El último invento recaudatorio: el peaje urbano
Cada vez es más evidente que el discurso medioambiental se ha convertido en la coartada perfecta para seguir expoliando a los ciudadanos a través de nuevos impuestos, como demuestra la nueva Ley de Movilidad Sostenible, que permite a los ayuntamientos establecer peajes urbanos y bajas tasas de ocupación. Ya entendemos por qué nuestras ciudades están llenas de cámaras y sensores por todas partes, una inversión a recuperar.
Hasta ahora hemos interiorizado, con una mezcla de resignación y obediencia cívica, el sistema de pegatinas medioambientales, esa pequeña insignia en el parabrisas que, como una letra escarlata moderna, determina si eres digno de conducir o si debes quedarte confinado en tu barrio reflexionando sobre tus pecados de combustión interna. Pero no fue suficiente porque si algo ha demostrado la historia es que, para la administración, nunca es suficiente.

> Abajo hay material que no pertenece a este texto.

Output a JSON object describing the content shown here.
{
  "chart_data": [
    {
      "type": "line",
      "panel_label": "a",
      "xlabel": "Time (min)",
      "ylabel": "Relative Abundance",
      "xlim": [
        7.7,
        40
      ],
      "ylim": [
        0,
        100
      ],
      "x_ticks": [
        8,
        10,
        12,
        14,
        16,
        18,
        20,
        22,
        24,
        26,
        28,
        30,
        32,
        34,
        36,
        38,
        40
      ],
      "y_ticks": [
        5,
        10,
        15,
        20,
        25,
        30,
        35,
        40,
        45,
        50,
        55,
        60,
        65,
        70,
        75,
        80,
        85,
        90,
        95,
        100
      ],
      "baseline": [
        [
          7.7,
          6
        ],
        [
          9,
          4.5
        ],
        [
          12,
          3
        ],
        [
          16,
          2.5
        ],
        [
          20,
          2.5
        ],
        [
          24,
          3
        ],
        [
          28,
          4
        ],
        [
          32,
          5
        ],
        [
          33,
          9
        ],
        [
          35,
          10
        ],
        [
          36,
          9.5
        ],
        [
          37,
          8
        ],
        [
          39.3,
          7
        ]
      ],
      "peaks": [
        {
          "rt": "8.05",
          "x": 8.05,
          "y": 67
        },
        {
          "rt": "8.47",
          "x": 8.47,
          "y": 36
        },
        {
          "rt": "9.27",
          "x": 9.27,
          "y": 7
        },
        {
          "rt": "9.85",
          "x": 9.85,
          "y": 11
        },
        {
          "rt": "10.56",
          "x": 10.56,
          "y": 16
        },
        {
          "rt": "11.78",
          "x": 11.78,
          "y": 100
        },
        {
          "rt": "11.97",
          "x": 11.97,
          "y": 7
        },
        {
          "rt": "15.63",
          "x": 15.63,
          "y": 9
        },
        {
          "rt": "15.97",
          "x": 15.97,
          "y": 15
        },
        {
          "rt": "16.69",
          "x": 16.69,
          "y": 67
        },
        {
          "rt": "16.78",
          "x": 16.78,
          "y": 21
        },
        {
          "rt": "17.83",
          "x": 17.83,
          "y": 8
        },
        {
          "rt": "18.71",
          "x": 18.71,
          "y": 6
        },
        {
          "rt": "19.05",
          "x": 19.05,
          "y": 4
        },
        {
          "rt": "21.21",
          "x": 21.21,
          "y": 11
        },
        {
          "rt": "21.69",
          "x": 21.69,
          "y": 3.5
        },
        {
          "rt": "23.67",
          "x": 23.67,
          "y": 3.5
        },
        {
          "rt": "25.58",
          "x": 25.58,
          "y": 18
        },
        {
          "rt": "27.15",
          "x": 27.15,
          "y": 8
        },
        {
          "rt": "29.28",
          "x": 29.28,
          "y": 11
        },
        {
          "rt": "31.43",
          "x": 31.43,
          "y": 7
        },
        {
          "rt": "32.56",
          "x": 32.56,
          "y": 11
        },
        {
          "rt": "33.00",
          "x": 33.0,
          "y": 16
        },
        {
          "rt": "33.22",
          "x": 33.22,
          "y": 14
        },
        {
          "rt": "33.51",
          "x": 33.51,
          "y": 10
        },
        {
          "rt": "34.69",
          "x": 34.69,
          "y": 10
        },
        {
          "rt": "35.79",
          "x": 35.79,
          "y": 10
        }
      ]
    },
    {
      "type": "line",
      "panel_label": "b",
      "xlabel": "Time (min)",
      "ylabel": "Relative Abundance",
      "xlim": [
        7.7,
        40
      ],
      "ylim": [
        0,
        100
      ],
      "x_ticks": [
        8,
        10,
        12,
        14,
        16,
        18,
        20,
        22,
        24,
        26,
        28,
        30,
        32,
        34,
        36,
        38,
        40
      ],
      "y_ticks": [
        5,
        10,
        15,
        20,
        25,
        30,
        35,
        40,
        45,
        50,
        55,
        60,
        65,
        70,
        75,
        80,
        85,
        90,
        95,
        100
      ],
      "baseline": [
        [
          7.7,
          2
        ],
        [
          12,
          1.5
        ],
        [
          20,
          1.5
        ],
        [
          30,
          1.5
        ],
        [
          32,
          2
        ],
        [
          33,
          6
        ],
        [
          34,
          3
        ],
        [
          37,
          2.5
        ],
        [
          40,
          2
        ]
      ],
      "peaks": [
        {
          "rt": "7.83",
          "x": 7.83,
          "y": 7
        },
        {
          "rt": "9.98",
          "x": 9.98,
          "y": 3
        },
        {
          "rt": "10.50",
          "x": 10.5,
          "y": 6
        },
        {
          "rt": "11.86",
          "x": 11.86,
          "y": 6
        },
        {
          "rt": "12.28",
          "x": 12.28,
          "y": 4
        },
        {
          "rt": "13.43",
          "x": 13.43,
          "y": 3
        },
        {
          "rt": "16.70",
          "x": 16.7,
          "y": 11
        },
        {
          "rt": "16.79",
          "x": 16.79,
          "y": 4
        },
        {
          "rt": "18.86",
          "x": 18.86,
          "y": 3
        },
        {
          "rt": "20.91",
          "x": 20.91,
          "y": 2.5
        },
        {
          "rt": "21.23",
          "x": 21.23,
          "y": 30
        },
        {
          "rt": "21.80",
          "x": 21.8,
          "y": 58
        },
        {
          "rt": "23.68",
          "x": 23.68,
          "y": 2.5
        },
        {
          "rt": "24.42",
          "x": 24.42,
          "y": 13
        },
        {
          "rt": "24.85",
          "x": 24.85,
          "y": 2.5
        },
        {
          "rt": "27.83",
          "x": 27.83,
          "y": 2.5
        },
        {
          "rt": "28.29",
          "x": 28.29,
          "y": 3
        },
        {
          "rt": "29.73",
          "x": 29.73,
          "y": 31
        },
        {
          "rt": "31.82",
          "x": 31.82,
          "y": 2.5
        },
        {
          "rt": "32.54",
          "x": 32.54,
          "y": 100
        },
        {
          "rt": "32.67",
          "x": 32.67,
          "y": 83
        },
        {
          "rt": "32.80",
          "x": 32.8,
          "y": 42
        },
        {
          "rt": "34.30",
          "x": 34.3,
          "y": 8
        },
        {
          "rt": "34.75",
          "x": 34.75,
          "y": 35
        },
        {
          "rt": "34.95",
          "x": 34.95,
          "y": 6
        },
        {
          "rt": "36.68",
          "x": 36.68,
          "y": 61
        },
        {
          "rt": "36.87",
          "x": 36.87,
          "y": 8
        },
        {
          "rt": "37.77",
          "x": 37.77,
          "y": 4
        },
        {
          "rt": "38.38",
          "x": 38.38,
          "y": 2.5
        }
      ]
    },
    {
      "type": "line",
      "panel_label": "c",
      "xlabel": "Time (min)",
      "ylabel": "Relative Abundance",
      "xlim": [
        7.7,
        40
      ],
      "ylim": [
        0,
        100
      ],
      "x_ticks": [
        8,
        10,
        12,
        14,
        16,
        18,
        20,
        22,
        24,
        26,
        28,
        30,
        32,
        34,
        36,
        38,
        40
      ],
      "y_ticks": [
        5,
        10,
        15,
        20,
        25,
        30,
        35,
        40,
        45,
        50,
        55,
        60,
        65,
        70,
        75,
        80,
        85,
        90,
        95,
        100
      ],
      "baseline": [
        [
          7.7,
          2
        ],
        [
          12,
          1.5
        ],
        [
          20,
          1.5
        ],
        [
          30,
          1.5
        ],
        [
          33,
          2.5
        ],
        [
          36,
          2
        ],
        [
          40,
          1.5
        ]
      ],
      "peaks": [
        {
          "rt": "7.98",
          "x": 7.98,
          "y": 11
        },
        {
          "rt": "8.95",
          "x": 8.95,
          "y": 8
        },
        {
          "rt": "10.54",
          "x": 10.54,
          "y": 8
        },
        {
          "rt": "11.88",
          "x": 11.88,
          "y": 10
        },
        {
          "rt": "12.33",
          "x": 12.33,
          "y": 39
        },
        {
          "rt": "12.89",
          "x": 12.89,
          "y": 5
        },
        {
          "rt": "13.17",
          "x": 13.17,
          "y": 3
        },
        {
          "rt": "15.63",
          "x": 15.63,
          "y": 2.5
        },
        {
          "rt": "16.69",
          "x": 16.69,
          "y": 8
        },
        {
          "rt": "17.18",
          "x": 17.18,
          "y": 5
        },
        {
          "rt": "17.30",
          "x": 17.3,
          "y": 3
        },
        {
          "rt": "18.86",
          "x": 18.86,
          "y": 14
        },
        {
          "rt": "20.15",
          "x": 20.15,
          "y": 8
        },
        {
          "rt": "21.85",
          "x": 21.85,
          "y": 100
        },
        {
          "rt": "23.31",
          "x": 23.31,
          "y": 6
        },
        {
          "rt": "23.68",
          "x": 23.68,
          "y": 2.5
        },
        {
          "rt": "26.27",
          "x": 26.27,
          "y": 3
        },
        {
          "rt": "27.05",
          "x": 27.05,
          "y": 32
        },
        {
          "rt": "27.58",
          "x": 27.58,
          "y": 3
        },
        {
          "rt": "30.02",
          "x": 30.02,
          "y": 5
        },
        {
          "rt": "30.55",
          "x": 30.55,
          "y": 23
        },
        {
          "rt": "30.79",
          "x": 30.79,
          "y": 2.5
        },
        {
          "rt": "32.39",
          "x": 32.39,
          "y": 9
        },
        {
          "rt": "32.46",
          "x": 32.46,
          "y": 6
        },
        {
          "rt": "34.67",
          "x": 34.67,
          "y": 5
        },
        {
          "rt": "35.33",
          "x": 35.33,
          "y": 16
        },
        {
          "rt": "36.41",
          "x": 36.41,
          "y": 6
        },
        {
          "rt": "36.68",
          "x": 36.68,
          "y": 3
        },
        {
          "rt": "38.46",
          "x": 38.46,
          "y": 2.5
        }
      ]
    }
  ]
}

Ahora, además de clasificarte, etiquetarte y señalarte, te cobrarán, porque el problema no era sólo la contaminación, sino que no se gravaba suficientemente la conducción y hay que reducir la congestión en la ciudad. Y eso, en un país donde los impuestos sobre carburantes, seguros, mantenimiento, ITV, aparcamiento regulado, matriculación, IVTM, IVA e ITP en la compra del vehículo y tasas de la DGT, parecen insuficientes para la voracidad recaudatoria de la administración. Y así, poco a poco, se consolida la idea de que el ciudadano no es un sujeto de derechos, sino un cajero automático que, por moverse, respirar, trabajar, consumir, es susceptible de ser gravado y, si es necesario, cobrado dos, o tres veces.
Porque si el objetivo fuera verdaderamente medioambiental, cabría esperar inversiones masivas en transporte público eficiente, barato y puntual o en infraestructuras alternativas reales, pero eso requiere planificación, gestión y responsabilidad mientras que cobrar por entrar en una calle, en cambio, sólo requiere una ordenanza y una cuenta corriente.
Lo más admirable del asunto es la naturalidad con la que se presenta, como si fuera lo más lógico del mundo pagar por circular por una vía pública ya financiada con impuestos o como si el espacio urbano fuera ahora un club privado al que se exige acceder previo pago. Quizás el siguiente paso sea poner torniquetes en las aceras o un abono mensual para cruzar, de vez en cuando, determinadas calles emblemáticas.